October Existing Home Sales, Leading Indicators and November Philadelphia Fed Index

KEY DATA: Home Sales: +1.5%; Leading Indicators: +0.9%; Phila. Fed: up 20.1 points

IN A NUTSHELL:   “It is looking more and more like the economy is accelerating.”

WHAT IT MEANS:  Where should I start?  How about the outlook for the future?  The Conference Board’s Index of Leading Indicators jumped for the second consecutive month, and the stock market didn’t even help this time!  If this measure has any predictive capacity, and it does, then it is pointing to a lot stronger growth in the months to come.  A second indication that growth may be picking up was the huge increase in the Philadelphia Federal Reserve Board’s Business Outlook Survey’s activity index.  This index does bounce around but the enormous rise points to a clearly improving manufacturing sector.  There was a special set of questions asked about employment and almost 56% of the respondents say that they expect to hire in the next twelve months.  That is up about ten percentage points since January and the major reason is that firms expect sales to rise.  The positive sales outlook should not be a surprise given that only 1.7% of the respondents expect growth to slow over the next six months.

For the economy to really hit its stride, we need the housing market to at least hold up its part of the deal.  Existing home sales rose in October and demand has finally clawed back above where it was when rates spiked.  For the first time since October 2013, the year-over-year change was positive.  The increases across the nation were solid but there was a decline in demand in the West.  Prices seem to firming again, in part because of the inventory is shrinking.  Rising prices is critical if homeowners are to have enough equity to sell their current houses and move into different ones.  That churn has been missing from the market.
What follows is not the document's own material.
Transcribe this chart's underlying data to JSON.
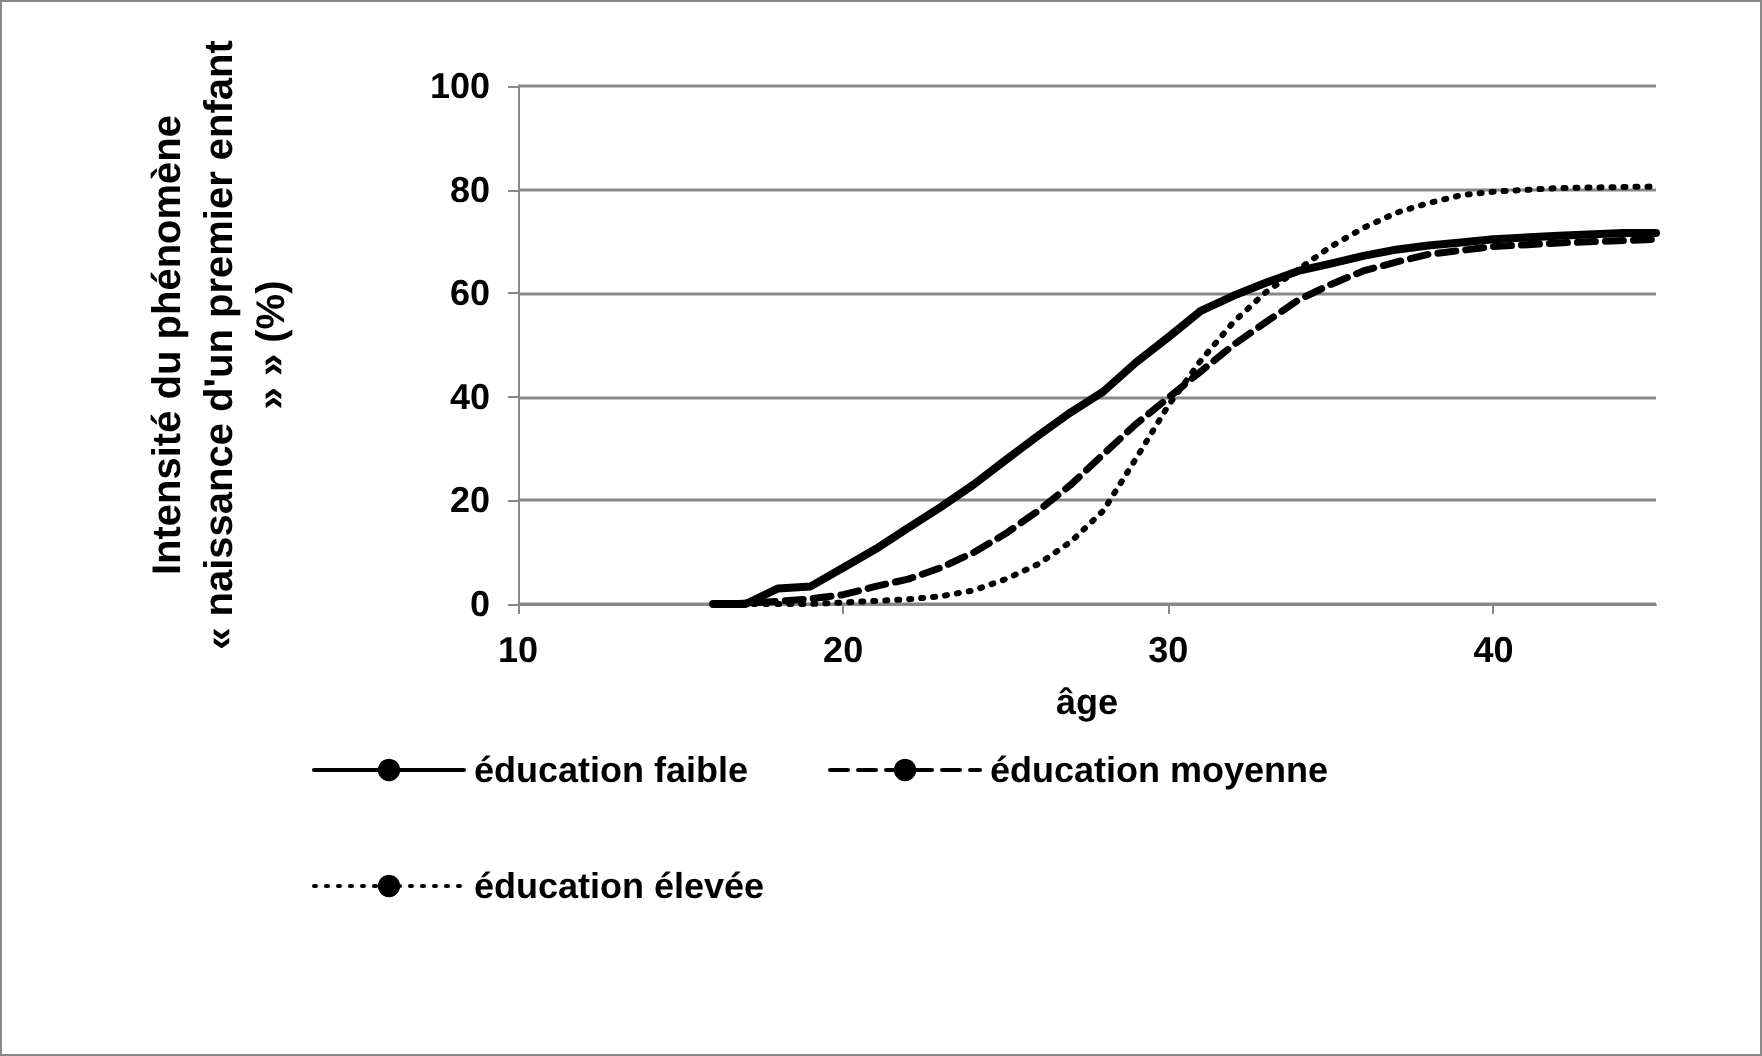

MARKETS AND FED POLICY IMPLICATIONS:  What a day for the economic data.  While overall inflation may be restrained, we saw that services inflation is coming back and the level of jobless claims points to additional strong employment reports.  Now it appears that housing is picking up, albeit slowly, while manufacturing may be poised for a large increase.  When you add those numbers the jump in the leading indicators, you really have to feel optimistic about the economy.  The Fed is debating the use of the term “considerable time” when it comes to keeping rates low.  But the members may dump that phrase as early as the mid-December FOMC meeting if the economic numbers continue to show increasing economic and labor market strength.  They may also have to start talking about services inflation, something that really needs to get the attention that has been missing.  But investors like to focus on the positive and the latest numbers only feed the bullish beast.